Our spiritual fathers and mothers also did something else. They paved the way by connecting to certain key values which are central to how we serve Hashem and to the kind of people that we are today. And in that sense we are also their spiritual children, having received their values. The Mishna in Pirkei Avot says that the world stands on three spiritual principles: the learning of Torah, the service of G-d, and acts of kindness (Pirkei Avot 1:2). These are the spiritual pillars of the world. The Maharal of Prague explains that our forefathers, Avraham, Yitzchak and Yaakov, each embodied one of these pillars.
Avraham is the icon of acts of kindness. He embodied compassion, giving, and love for all people. Yitzchak is the icon of service of G-d. It was he who willingly submitted himself as a sacrifice to G-d, and embodied devout service and prayer. And Yaakov is the icon of Torah learning. This week’s parsha, Toldot, describes him as a pure man who dwelt in “tents”, which our sages understand to mean the tents of Torah learning. Yaakov was someone devoted to the pursuit of truth.

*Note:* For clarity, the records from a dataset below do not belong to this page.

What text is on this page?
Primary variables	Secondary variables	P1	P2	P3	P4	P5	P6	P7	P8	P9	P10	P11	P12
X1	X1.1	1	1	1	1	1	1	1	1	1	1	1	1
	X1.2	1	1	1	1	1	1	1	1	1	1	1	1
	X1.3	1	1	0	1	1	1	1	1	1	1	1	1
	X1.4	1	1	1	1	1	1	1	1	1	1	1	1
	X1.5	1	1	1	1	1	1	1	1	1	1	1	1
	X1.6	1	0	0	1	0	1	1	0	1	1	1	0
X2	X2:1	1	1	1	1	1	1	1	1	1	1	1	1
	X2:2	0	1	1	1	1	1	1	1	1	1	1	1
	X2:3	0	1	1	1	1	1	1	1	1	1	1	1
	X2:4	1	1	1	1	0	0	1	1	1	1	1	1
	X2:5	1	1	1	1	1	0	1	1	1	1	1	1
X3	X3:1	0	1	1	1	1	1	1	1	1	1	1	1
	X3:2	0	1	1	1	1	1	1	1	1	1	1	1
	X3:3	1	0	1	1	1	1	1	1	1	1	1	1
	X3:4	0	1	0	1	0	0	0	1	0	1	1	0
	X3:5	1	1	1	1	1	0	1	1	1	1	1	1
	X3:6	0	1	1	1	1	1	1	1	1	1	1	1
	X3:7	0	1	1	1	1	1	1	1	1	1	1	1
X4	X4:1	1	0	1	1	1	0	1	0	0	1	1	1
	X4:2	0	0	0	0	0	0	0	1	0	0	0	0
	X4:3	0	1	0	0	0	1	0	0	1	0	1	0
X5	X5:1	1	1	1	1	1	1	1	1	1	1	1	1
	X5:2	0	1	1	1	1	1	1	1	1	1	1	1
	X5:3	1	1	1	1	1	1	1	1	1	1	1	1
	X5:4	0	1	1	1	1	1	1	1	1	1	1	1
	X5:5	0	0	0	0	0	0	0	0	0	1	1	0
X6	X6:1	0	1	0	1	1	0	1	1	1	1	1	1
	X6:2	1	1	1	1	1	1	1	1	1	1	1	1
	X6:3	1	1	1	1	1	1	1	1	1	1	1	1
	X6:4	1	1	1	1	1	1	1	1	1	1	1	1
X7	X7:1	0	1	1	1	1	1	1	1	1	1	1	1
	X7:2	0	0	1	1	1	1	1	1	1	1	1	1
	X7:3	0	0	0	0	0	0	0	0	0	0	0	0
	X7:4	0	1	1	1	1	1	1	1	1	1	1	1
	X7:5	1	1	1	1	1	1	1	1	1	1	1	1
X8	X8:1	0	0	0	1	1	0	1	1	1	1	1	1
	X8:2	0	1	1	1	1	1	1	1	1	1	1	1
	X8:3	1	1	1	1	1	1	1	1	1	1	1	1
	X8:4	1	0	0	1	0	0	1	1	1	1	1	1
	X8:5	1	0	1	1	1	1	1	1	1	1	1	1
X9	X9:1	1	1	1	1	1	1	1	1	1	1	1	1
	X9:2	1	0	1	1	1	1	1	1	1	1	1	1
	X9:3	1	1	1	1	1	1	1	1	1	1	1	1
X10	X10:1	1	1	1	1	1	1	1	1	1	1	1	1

Rav Yaakov Kamanetsky raises an interesting question. He points out that Avraham and Yaakov each have a number of Torah portions devoted to their life story, while Yitzchak has just one – Toldot. Why is there so much told about Avraham and Yaakov and comparatively little about Yitzchak?

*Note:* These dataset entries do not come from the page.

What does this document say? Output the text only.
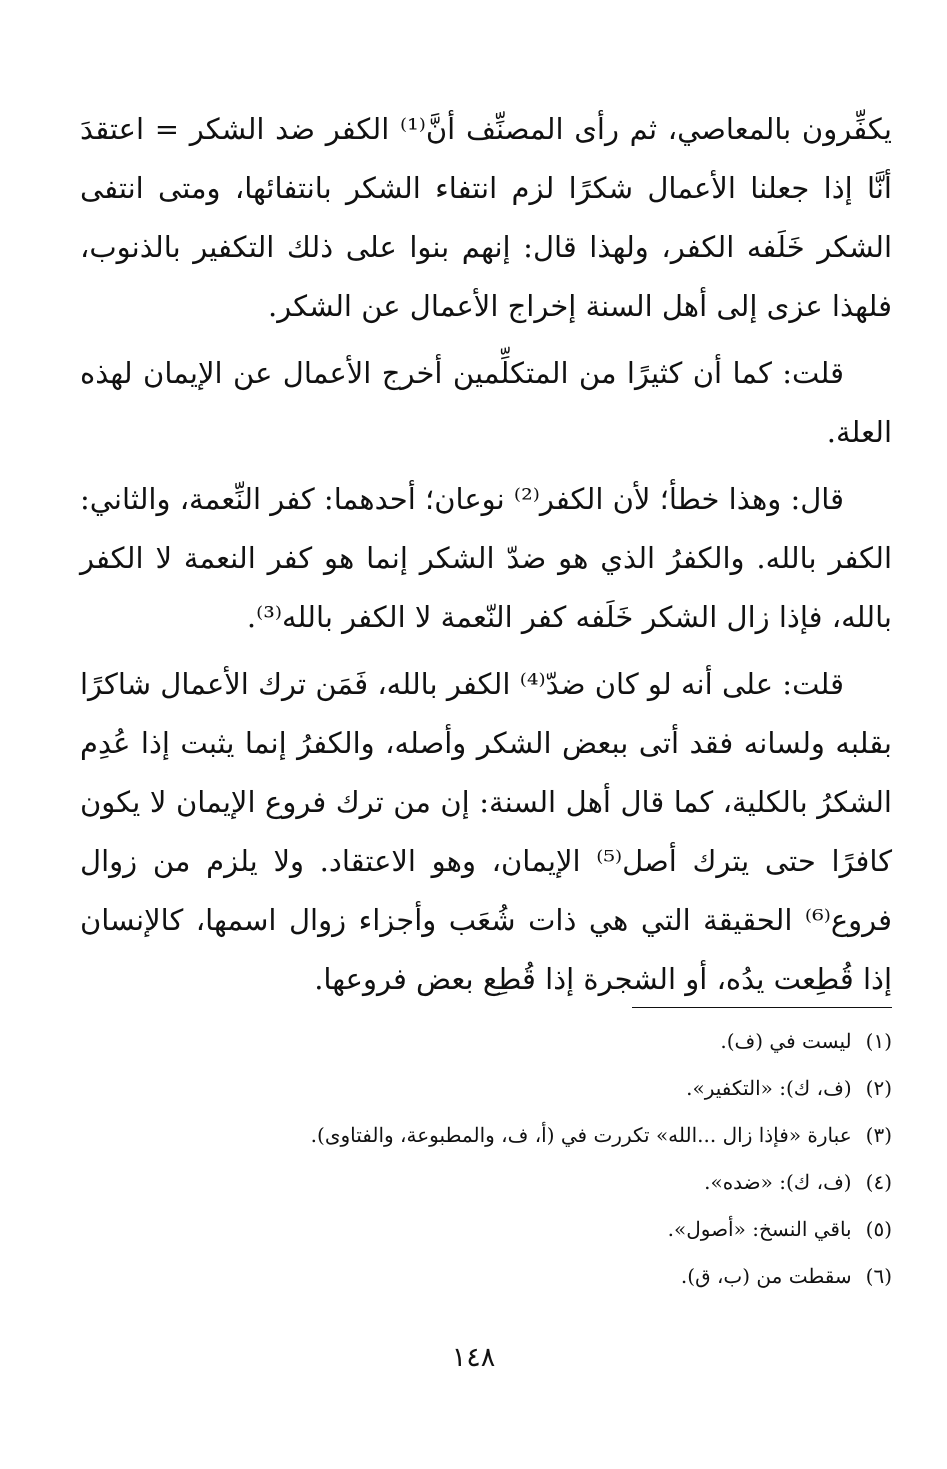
يكفِّرون بالمعاصي، ثم رأى المصنِّف أنَّ⁽¹⁾ الكفر ضد الشكر = اعتقدَ أنَّا إذا جعلنا الأعمال شكرًا لزم انتفاء الشكر بانتفائها، ومتى انتفى الشكر خَلَفه الكفر، ولهذا قال: إنهم بنوا على ذلك التكفير بالذنوب، فلهذا عزى إلى أهل السنة إخراج الأعمال عن الشكر.

قلت: كما أن كثيرًا من المتكلِّمين أخرج الأعمال عن الإيمان لهذه العلة.

قال: وهذا خطأ؛ لأن الكفر⁽²⁾ نوعان؛ أحدهما: كفر النِّعمة، والثاني: الكفر بالله. والكفرُ الذي هو ضدّ الشكر إنما هو كفر النعمة لا الكفر بالله، فإذا زال الشكر خَلَفه كفر النّعمة لا الكفر بالله⁽³⁾.

قلت: على أنه لو كان ضدّ⁽⁴⁾ الكفر بالله، فَمَن ترك الأعمال شاكرًا بقلبه ولسانه فقد أتى ببعض الشكر وأصله، والكفرُ إنما يثبت إذا عُدِم الشكرُ بالكلية، كما قال أهل السنة: إن من ترك فروع الإيمان لا يكون كافرًا حتى يترك أصل⁽⁵⁾ الإيمان، وهو الاعتقاد. ولا يلزم من زوال فروع⁽⁶⁾ الحقيقة التي هي ذات شُعَب وأجزاء زوال اسمها، كالإنسان إذا قُطِعت يدُه، أو الشجرة إذا قُطِع بعض فروعها.

(١)ليست في (ف).
(٢)(ف، ك): «التكفير».
(٣)عبارة «فإذا زال ...الله» تكررت في (أ، ف، والمطبوعة، والفتاوى).
(٤)(ف، ك): «ضده».
(٥)باقي النسخ: «أصول».
(٦)سقطت من (ب، ق).
١٤٨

Rav Yaakov Kamanetsky explains that the discrepancy is related to the impact each had on the world around them. The Rambam writes that Avraham influenced tens of thousands of people to become adherents of ethical monotheism. His impact on the world was substantial. As the embodiment of loving-kindness, he reached out to others – and people associated his kindness and compassion with G-d’s own kindness and compassion. The midrash says, for example, that when Avraham would host guests in his home, at the end of the meal they would thank him, and he would redirect them to thank Hashem.
As the one who disseminated Torah to the world, Yaakov had a similarly momentous impact. Rav Yaakov Kamanetsky explains that Yaakov’s approach in teaching Torah was through its intellectual power. He was able to convey the depth of the wisdom of Torah to so many, illuminating both the world around them and within them.

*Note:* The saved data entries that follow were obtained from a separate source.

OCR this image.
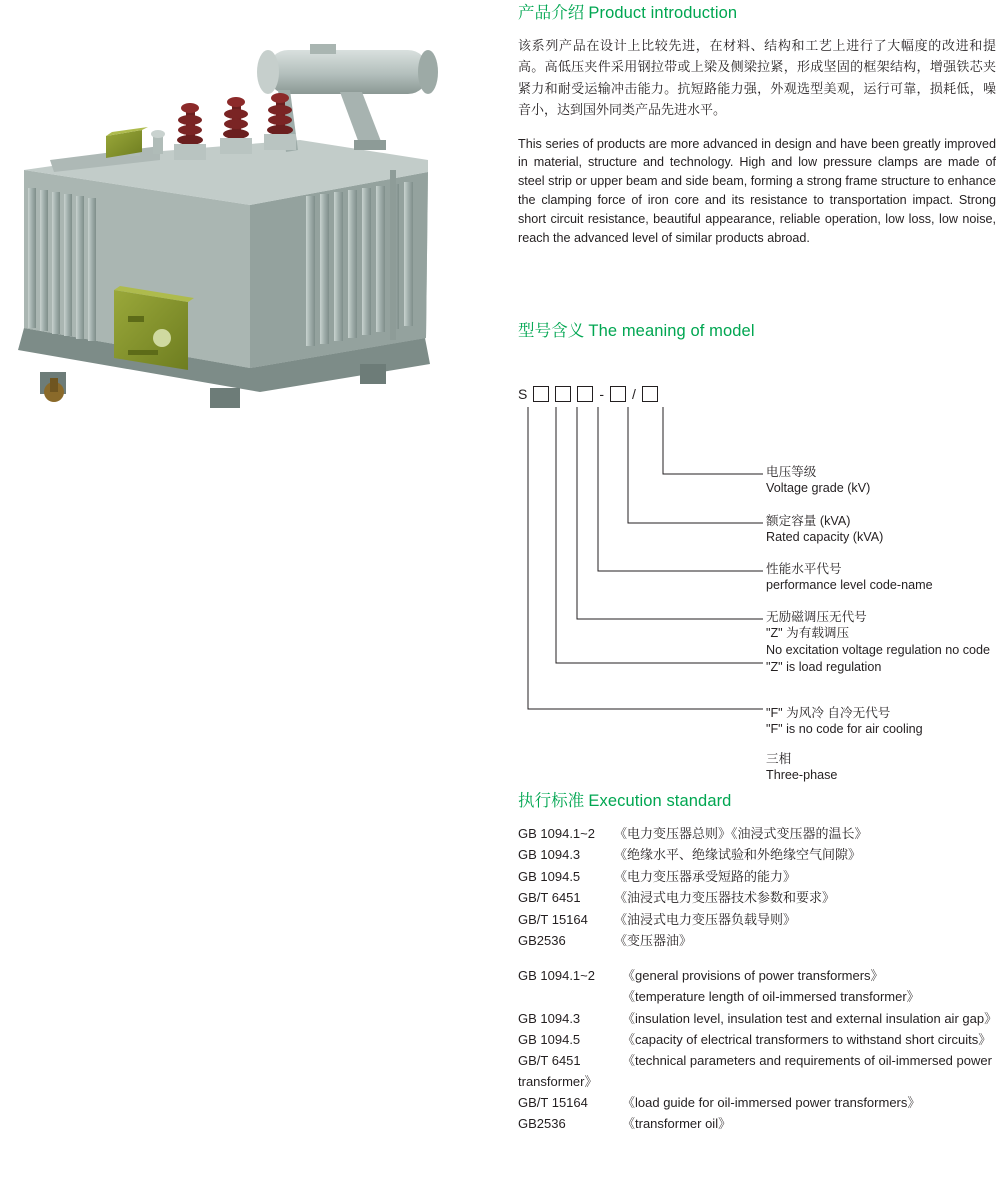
产品介绍 Product introduction

该系列产品在设计上比较先进，在材料、结构和工艺上进行了大幅度的改进和提高。高低压夹件采用钢拉带或上梁及侧梁拉紧，形成坚固的框架结构，增强铁芯夹紧力和耐受运输冲击能力。抗短路能力强，外观选型美观，运行可靠，损耗低，噪音小，达到国外同类产品先进水平。

This series of products are more advanced in design and have been greatly improved in material, structure and technology. High and low pressure clamps are made of steel strip or upper beam and side beam, forming a strong frame structure to enhance the clamping force of iron core and its resistance to transportation impact. Strong short circuit resistance, beautiful appearance, reliable operation, low loss, low noise, reach the advanced level of similar products abroad.

型号含义 The meaning of model
S	- /
电压等级
Voltage grade (kV)
额定容量 (kVA)
Rated capacity (kVA)
性能水平代号
performance level code-name
无励磁调压无代号
"Z" 为有载调压
No excitation voltage regulation no code
"Z" is load regulation
"F" 为风冷 自冷无代号
"F" is no code for air cooling
三相
Three-phase
执行标准 Execution standard
GB 1094.1~2	《电力变压器总则》《油浸式变压器的温长》
GB 1094.3	《绝缘水平、绝缘试验和外绝缘空气间隙》
GB 1094.5	《电力变压器承受短路的能力》
GB/T 6451	《油浸式电力变压器技术参数和要求》
GB/T 15164	《油浸式电力变压器负载导则》
GB2536	《变压器油》
GB 1094.1~2 《general provisions of power transformers》
《temperature length of oil-immersed transformer》
GB 1094.3	《insulation level, insulation test and external insulation air gap》
GB 1094.5	《capacity of electrical transformers to withstand short circuits》
GB/T 6451	《technical parameters and requirements of oil-immersed power transformer》
GB/T 15164	《load guide for oil-immersed power transformers》
GB2536	《transformer oil》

Yitzchak on the other hand was very private. He embodied personal discipline and self-sacrifice, and a deep, unwavering commitment to G-d. His impact on the world was through his one and only disciple – his son, Yaakov.
Rav Yaakov Kamanetsky goes on to explain that Avraham and Yaakov had a much wider impact because their teachings were based on kindness and wisdom respectively, which are appealing and compelling to people. But Yitzchak’s message was one of discipline and self-control, of personal integrity and self-sacrifice. These aren’t popular notions, and therefore his impact on the world was far more limited.
Rav Yaakov Kamanetsky makes the point that while these three different approaches impacted the world to different degrees, nevertheless all three are essential. Kindness and empathy; wisdom and insight; self-discipline and personal integrity – all three are vital components of true greatness. And all three – and the people who embodied them – are the spiritual pillars on which the world stands and the very essence of the Jewish people.